Fleer glared back at him. “We could've all been killed by your stupidity,” she said. “Consider yourself lucky you got away with only burns!”

“That's enough, both of you!” Dr.Nightborn said, as if she was bitterly used to separating warring children. “You can come for him in the morning, Lieutenant.”

“I'll send someone,
Doctor
,” Fleer said and marched out of the Infirmary, drawing another brisk salute from the Sergeant.

Dr.Nightborn shook her head. “Really, that girl,” she said.

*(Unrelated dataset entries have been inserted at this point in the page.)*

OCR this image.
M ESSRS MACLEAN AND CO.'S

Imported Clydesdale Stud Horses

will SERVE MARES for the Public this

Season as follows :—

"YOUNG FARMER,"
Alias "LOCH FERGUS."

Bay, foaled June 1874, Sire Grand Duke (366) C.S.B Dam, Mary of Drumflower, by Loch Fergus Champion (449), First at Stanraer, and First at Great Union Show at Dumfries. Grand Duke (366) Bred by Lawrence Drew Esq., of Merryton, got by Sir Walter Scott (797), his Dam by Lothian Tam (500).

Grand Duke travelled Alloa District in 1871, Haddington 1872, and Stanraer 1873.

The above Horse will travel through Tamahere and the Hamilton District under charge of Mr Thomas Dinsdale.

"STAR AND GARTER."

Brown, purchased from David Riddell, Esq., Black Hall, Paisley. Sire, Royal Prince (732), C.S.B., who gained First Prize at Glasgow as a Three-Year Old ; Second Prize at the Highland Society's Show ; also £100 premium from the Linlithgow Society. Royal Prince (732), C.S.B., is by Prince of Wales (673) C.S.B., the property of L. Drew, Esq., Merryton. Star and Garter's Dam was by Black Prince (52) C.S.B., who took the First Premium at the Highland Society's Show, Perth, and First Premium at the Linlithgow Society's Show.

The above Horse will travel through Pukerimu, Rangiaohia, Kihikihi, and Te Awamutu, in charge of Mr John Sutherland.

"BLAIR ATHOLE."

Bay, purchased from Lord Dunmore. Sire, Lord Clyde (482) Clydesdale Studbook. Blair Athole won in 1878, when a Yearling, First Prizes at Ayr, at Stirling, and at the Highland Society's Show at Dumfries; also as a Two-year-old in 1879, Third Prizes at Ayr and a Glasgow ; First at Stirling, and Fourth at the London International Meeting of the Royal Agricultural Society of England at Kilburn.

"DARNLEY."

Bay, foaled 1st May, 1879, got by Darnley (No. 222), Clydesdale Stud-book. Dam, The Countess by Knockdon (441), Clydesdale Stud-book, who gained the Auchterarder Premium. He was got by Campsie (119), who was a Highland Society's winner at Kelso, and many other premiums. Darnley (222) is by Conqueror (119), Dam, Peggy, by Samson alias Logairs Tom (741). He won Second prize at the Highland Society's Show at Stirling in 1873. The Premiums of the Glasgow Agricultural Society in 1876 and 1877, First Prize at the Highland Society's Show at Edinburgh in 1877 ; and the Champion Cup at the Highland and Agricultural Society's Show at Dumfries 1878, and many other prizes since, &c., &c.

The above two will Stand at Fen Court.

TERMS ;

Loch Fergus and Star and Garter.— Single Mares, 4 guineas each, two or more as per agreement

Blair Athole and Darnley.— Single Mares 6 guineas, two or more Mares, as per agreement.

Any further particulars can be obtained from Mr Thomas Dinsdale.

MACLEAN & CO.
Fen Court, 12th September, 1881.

“You've got no right keeping me here,” said Kite.

“Listen to me, Kite Nayward,” Dr.Nightborn said. “Your body has suffered and you need to recover properly. Despite what you might think you are not indestructible. Now, sleep.”

Kite thumped his head against the pillows. “This place is too noisy,” he grumbled.

Dr.Nightborn went to a cabinet and returned shortly with a beaker of milky liquid. “This'll help you sleep,” she said.

Kite was reluctant at first but the promise of sleep was too great. He gulped it down. “Yuck,” he said. “Tastes like brine.”

Dr.Nightborn took the glass from him and sat on the corner of the bed. “I don't recognise your name. It isn't Askian,” she said. “You are not from an enclave?”

Kite shook his head, even though he didn't really know what an enclave was. “Never met any other Askians before,” he said, eyelids growing heavy. “You're the first. You, and your daughter.”

Dr.Nightborn didn't smile. “Ah, was it that obvious?”

Kite stifled a yawn. Already he could feel himself growing heavier. It wasn't an unpleasant feeling. Maybe Dr.Nightborn was right. Maybe now was the time to rest.

“You look sort of the same,” he said, as the Infirmary light softened to a blur in his eyes.

“Believe me that is where the resemblance ends.” Dr.Nightborn stood up. She had a sad, serene look about her. “You will soon find that everyone has their reasons for being aboard this vessel, Kite Nayward. Now you know mine.”